How are analytics being leveraged?

The first low-hanging fruit [items] we did with this communication tool were around discharge and length-of-stay. With this tool, whenever the patient has a discharge order, it sends that information to the same smartphone, to each the pharmacist, nurse, case manager, social worker, and [others] on the care team. The tool blasts [the data] out all at once with discharge details, so then we can work on getting the patients out sooner.

We also have a dashboard that allows us to see when the patient’s last immunization was, their last diagnosis, what their problems are, [enabling us] to follow-up. So if they are due for [a treatment], we can get them into the clinic or see them using our home care system. We also have a nurse navigators making phone calls to check in. And we can do virtual visits with American Well’s telehealth platform.

What are some core ACO challenges Avera still needs to overcome?

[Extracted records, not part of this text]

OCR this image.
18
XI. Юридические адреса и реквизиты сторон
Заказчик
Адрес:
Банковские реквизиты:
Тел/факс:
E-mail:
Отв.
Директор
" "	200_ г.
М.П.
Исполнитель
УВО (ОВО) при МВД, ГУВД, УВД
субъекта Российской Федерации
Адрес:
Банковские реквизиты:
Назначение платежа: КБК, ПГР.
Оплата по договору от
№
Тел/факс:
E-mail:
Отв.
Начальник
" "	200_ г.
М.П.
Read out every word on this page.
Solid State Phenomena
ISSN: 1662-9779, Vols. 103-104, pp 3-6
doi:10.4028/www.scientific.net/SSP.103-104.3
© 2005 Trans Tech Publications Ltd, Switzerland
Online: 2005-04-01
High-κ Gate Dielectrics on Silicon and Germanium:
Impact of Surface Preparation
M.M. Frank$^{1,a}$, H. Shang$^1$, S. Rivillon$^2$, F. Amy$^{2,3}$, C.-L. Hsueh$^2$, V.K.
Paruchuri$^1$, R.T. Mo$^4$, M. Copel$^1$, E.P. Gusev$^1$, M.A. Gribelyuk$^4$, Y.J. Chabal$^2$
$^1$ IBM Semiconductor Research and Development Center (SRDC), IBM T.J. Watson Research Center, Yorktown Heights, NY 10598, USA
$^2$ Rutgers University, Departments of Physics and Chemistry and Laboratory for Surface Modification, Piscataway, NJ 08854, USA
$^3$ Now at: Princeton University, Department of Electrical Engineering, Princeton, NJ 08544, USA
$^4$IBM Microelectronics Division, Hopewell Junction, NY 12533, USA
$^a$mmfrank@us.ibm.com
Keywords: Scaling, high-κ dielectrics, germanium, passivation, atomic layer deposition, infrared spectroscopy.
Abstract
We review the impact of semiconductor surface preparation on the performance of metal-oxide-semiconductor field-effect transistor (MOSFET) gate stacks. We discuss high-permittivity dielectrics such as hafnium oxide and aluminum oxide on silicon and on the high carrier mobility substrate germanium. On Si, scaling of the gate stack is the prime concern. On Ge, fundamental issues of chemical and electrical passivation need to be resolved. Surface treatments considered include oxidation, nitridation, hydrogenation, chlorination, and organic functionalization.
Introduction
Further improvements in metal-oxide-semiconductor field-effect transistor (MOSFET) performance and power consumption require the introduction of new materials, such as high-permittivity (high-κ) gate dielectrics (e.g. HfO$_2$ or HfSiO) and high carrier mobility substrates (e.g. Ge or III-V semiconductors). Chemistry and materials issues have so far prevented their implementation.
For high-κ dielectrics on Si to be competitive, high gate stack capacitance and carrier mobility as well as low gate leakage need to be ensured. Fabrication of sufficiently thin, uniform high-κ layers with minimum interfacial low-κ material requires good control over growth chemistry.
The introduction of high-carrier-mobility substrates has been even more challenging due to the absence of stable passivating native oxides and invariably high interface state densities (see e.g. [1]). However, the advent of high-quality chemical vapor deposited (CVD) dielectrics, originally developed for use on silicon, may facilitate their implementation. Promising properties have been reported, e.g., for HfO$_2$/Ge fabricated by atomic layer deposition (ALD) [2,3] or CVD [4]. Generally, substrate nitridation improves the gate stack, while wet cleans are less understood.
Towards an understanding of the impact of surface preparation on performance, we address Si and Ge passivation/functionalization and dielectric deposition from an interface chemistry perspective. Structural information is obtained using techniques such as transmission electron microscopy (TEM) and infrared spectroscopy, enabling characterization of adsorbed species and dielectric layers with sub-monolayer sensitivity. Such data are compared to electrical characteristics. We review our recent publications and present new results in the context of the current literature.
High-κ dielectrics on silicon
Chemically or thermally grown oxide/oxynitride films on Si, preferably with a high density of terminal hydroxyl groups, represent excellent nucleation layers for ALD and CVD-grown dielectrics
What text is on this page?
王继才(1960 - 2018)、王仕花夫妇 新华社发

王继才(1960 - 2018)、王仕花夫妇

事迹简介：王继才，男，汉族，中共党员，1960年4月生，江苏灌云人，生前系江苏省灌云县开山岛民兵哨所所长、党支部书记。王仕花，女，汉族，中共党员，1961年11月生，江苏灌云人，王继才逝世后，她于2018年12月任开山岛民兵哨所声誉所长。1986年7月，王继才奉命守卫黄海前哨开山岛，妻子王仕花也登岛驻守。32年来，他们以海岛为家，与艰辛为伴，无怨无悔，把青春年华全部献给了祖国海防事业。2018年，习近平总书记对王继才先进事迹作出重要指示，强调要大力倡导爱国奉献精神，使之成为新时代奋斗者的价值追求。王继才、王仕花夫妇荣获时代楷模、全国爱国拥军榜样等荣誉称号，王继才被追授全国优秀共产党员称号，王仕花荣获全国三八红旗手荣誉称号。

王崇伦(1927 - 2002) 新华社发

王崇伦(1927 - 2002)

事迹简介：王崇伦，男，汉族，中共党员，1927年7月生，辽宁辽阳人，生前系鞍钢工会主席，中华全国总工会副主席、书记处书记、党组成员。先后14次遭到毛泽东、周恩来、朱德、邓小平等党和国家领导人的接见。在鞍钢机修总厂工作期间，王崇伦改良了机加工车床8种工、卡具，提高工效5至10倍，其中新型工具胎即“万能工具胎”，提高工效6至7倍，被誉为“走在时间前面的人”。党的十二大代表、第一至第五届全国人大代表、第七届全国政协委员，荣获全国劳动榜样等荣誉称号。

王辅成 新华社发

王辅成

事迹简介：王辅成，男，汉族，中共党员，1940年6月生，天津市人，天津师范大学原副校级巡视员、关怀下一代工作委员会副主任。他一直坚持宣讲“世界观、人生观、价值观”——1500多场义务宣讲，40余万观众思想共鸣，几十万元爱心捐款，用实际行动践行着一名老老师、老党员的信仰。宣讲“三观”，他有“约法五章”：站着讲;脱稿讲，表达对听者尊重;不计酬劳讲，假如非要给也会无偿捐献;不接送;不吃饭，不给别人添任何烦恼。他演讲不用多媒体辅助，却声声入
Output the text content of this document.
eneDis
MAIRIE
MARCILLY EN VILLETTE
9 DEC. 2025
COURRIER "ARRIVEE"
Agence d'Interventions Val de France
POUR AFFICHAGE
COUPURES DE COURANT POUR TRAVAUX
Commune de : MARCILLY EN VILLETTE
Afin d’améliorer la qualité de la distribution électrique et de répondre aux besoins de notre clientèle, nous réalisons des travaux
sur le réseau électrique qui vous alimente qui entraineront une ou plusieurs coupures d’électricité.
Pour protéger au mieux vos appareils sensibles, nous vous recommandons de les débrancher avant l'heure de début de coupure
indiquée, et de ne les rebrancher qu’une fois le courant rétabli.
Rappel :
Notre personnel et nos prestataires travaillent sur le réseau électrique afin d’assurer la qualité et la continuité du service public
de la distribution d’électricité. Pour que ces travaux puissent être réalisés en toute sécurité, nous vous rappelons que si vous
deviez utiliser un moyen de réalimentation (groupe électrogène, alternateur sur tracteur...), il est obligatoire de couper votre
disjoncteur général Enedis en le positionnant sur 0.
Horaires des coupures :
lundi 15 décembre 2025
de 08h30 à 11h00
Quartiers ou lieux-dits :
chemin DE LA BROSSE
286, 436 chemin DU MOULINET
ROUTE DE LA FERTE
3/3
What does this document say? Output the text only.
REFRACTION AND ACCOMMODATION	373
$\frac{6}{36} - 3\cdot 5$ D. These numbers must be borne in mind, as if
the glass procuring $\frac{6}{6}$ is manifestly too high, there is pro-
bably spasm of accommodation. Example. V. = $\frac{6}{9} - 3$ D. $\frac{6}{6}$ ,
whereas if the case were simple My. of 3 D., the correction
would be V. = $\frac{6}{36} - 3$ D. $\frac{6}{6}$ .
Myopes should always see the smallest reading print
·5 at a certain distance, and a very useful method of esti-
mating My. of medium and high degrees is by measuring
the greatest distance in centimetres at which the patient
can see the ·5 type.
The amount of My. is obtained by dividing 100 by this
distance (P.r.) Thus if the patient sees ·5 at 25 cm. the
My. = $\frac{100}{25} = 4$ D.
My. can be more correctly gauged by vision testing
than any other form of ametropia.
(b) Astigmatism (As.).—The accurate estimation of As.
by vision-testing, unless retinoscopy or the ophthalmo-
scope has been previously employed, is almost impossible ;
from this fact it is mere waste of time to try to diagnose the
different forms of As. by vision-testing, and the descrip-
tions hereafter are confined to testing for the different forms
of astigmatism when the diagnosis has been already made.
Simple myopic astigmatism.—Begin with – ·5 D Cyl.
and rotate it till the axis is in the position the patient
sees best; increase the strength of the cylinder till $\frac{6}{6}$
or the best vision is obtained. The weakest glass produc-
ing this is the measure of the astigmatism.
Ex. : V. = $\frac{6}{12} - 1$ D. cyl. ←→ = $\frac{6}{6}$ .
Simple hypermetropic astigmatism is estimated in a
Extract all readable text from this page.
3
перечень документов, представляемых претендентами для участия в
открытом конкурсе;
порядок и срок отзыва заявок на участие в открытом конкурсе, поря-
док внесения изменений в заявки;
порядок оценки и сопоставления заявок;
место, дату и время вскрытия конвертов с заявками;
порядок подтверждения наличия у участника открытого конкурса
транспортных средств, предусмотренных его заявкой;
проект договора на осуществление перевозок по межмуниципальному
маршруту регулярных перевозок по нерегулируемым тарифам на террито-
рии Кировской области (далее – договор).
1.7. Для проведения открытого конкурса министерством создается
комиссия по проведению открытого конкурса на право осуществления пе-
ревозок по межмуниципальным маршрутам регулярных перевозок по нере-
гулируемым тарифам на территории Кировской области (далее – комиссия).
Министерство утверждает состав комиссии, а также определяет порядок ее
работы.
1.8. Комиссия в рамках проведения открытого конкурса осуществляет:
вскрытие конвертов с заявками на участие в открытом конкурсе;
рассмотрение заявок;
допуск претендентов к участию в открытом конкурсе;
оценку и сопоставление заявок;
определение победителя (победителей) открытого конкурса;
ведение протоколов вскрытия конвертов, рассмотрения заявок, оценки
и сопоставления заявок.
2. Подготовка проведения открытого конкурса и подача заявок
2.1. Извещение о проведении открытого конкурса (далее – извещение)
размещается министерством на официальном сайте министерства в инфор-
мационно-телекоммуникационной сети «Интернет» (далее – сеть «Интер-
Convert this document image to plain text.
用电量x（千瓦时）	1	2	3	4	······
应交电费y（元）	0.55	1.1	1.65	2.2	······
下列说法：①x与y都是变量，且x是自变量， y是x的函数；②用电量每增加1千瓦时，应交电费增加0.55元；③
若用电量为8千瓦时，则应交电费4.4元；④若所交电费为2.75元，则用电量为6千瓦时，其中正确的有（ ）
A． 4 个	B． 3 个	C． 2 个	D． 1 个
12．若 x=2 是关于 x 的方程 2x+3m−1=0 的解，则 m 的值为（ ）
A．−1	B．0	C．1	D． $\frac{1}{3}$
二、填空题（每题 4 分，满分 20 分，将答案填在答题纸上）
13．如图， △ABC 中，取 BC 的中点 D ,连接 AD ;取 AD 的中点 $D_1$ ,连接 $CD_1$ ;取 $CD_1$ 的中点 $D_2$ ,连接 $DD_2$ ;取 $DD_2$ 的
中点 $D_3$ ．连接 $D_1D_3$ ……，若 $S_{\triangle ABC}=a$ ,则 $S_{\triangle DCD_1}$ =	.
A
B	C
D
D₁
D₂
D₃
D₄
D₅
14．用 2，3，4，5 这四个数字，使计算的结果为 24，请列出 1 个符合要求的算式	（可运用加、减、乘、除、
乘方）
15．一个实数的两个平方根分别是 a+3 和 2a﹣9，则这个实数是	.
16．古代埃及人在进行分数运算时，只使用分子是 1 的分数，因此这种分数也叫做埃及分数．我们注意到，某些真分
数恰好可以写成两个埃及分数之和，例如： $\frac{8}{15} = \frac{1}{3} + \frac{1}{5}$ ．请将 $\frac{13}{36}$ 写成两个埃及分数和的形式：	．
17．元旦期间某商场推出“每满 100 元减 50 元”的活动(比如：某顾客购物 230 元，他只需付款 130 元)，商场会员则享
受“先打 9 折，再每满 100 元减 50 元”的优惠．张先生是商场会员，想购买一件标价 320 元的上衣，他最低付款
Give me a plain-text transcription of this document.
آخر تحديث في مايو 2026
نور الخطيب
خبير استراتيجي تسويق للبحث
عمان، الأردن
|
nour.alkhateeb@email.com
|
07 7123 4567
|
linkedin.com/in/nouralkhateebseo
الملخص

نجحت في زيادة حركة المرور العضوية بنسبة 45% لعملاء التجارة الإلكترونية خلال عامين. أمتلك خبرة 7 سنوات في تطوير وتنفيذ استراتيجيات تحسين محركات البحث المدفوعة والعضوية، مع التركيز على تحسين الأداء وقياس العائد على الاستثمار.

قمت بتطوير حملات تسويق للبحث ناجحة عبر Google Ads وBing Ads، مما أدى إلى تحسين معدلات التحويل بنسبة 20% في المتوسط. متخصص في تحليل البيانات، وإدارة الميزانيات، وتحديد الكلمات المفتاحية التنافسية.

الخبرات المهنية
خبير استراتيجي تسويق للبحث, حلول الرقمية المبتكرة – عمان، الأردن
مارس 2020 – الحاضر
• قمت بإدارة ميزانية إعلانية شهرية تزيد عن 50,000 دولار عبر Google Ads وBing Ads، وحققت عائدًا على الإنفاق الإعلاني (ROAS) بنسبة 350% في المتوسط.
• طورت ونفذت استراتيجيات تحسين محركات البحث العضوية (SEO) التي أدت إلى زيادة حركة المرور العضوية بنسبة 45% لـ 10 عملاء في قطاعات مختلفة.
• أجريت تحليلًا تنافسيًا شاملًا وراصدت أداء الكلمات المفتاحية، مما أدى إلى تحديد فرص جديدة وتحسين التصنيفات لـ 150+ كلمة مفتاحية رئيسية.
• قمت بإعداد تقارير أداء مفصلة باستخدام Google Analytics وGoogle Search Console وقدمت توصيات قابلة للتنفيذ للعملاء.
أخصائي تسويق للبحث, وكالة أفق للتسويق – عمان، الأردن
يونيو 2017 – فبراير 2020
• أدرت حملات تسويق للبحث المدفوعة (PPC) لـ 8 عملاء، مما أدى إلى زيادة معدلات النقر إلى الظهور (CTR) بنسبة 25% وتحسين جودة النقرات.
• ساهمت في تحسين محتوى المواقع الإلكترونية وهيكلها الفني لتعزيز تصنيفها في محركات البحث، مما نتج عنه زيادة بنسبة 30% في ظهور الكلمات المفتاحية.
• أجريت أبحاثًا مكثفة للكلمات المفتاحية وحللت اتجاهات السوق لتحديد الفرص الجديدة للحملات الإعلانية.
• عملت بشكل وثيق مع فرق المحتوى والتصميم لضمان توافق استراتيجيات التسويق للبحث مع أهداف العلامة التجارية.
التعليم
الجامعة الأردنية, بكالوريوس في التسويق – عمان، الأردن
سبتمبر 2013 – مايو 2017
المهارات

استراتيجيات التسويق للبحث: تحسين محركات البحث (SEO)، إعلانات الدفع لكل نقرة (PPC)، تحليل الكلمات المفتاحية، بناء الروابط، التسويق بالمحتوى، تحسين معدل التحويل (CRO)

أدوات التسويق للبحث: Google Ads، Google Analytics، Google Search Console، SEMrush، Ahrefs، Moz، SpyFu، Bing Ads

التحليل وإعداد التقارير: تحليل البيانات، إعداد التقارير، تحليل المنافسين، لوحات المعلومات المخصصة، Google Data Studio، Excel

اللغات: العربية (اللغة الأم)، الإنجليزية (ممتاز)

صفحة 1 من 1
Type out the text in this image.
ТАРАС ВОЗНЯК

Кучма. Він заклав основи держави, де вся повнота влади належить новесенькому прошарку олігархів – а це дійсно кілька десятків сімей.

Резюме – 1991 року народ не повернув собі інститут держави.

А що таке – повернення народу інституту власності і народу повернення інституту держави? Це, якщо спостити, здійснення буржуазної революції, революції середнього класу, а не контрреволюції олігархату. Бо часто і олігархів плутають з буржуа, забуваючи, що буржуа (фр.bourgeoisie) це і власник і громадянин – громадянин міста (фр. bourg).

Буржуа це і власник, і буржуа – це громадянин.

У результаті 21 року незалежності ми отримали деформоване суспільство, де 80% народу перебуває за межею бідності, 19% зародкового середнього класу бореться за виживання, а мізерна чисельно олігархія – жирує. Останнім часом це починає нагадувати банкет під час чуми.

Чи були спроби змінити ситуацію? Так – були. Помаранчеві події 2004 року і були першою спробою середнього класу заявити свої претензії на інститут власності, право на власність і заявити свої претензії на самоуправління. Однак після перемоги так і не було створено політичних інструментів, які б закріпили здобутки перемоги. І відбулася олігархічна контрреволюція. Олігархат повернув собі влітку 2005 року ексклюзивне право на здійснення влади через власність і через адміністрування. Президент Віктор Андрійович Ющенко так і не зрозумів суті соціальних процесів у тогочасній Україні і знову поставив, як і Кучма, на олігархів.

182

By 2022, 20 percent of the U.S. population will be over 65 years old. In that same year, there will be a need for [more than] 1 billion more nurses than what we’re able to educate. So those two sobering stats, from a demographic perspective, are very telling as to why we got into the ACO journey to begin with. How do we deal with the healthcare dilemmas we have right now given that the infrastructure is not what it is in Canada or the U.K.? So we are trying to figure out the best landscape and how much government help we are going to get. We have to figure out how to survive for the next 100 years while delivering great care at a decent cost, and also maintain the number of great professionals we have working for us.